At this point I turned to my mobile device to try and recreate the cloned site alert and after a bit of fiddling I managed to trigger it BUT ONLY ONCE!

For our customer we deployed a small server-side fix to make the token work again but were curious about these Chrome Lite pages. If Google is rewriting my site’s HTML, how are they not breaking SSL? Are they mitm’ing my site?

We hosted a toy site with a bunch of static files and viewed the access logs on page load to see what files came from Google and which were requested from our server.
It turns out that triggering Lite mode for a site is annoyingly difficult. Some things I tried was:
  • Creating an enormously large index page. This should be rewritten right? Maybe?
  • Massive unminified JS files
  • Massive unminified CSS files
  • Including links to content that was being blocked by Lite mode on other sites
One method that did turn out to work consistently was to kill Chrome on my mobile device while on the target page and then reopen Chrome.  (ick!)
Chrome has a nifty feature that allows you to remotely debug your mobile phone’s browser (good luck opening dev tools on your phone). Having the ability to see what network operations were taking place in the browser was great. I could see what items Lite mode would reject and which items it would minify.

Screenshot 2019-06-24 at 11.55.36
Unfortunately, I was still having trouble recreating the Cloned-Site alert we’d seen on the customer’s page (I had only ever triggered it once).

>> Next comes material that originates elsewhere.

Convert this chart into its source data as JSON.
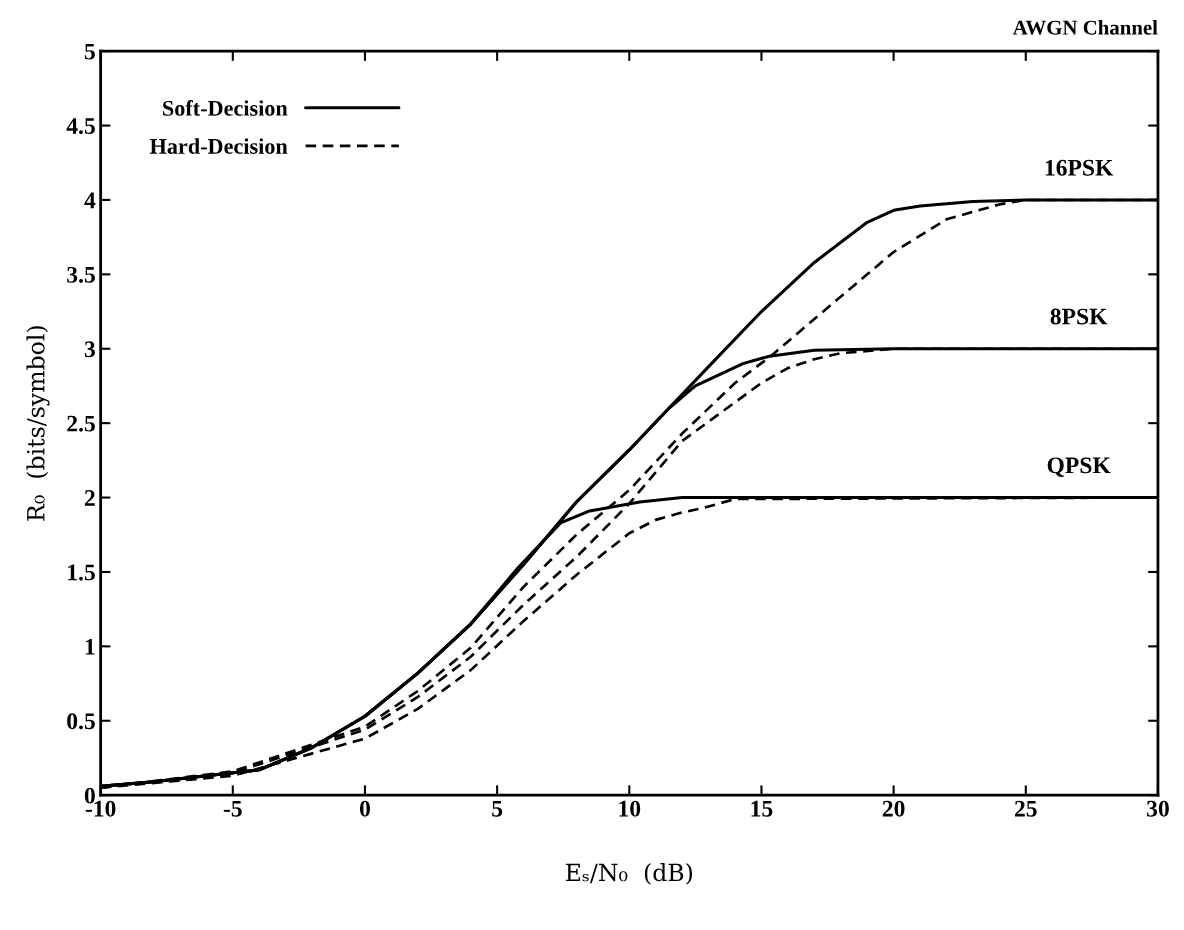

It took me a few days to realise that the fix I implemented on our backend was blocking me… 
Even with that taken into account, I was still unable to reproduce the triggered alert. (At this point I had spent way too much time trying to trigger the alert / force Lite mode, without any wins).
Then, almost while putting it to bed, we had a happy accident. Without thinking I hit cmd + R to refresh the mobile browser on my desktop via the debugging window and hey! the Canarytoken triggered!

It seems like there’s a flow in Chrome (Lite mode via close/open) that sets ‘document.domain‘ to the empty string “”, which is the reason the alert was triggering. (The observant reader would note that our token reported it was running at http://domain.com, that’s because we checked document.domain, and reported location.href. The bug means a disconnect between the two.)

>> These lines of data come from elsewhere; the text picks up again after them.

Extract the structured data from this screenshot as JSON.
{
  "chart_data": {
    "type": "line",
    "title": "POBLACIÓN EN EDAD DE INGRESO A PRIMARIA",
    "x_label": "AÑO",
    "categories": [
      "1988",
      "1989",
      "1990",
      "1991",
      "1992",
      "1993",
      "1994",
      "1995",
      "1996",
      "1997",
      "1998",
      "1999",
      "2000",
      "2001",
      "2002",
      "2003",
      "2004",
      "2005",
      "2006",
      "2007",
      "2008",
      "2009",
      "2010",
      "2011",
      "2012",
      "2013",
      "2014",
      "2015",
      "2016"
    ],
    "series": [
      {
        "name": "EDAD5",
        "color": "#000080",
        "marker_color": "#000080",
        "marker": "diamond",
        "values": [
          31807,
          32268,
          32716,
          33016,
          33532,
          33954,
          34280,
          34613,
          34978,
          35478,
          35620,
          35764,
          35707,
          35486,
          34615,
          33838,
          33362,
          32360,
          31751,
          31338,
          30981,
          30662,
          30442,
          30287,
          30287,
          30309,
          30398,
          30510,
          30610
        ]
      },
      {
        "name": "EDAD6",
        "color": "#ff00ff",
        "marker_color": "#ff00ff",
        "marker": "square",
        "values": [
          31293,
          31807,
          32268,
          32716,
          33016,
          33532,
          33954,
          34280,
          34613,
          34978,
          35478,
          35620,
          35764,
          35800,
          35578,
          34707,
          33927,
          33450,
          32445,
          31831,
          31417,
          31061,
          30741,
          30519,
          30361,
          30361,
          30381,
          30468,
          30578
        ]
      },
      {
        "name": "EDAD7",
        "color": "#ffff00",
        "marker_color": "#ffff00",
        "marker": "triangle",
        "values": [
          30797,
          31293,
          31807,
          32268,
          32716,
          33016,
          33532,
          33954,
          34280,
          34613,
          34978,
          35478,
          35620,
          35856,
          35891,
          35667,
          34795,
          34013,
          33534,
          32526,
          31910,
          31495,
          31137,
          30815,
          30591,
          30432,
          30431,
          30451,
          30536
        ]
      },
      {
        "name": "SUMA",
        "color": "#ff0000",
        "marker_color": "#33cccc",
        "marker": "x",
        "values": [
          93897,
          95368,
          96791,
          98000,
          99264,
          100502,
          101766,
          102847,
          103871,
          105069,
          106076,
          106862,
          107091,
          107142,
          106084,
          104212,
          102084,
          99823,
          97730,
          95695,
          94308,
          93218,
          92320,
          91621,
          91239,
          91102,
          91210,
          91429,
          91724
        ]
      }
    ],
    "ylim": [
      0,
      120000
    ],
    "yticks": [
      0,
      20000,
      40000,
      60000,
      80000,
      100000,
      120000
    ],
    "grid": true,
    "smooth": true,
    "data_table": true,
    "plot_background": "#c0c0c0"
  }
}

So, if you were using Chrome, and your connectivity was bad enough, you’d drop to Lite pages mode, and then it would be possible for the document to be served from … Chrome on reload? So the document.domain would suddenly be “”.


This seems to be pretty unexpected behaviour and is interesting to us for two reasons:

    1. Any site making use of document.domain will have a bad day;
    2. We wouldn’t have known any of this was happening without a well-deployed Canarytoken!

This is the second time that Canarytokens deployed by users have found Chrome flirting with the creepy line. In 2018, Kelly Shortridge found Chrome reading files in her Documents folder:

It’s the value of both Canaries and Canarytokens. Knowing when things go bump in the night.


We pinged the Chrome team and got this reply:

Max, some of the lite pages are served locally by Chrome itself.  Specifically, if Chrome has an offline version of the page available locally on the device, it will serve that page directly from cache. Since that page is not coming directly from origin, document.origin for those pages is not set.

1 comments On When document.domain is not equal to document.domain

  • When I saw the title of this article, I thought that it is unreal until I have checked it. As I am a programmer, I was so impressed about this ''domain'' error. Thanks for the explanation.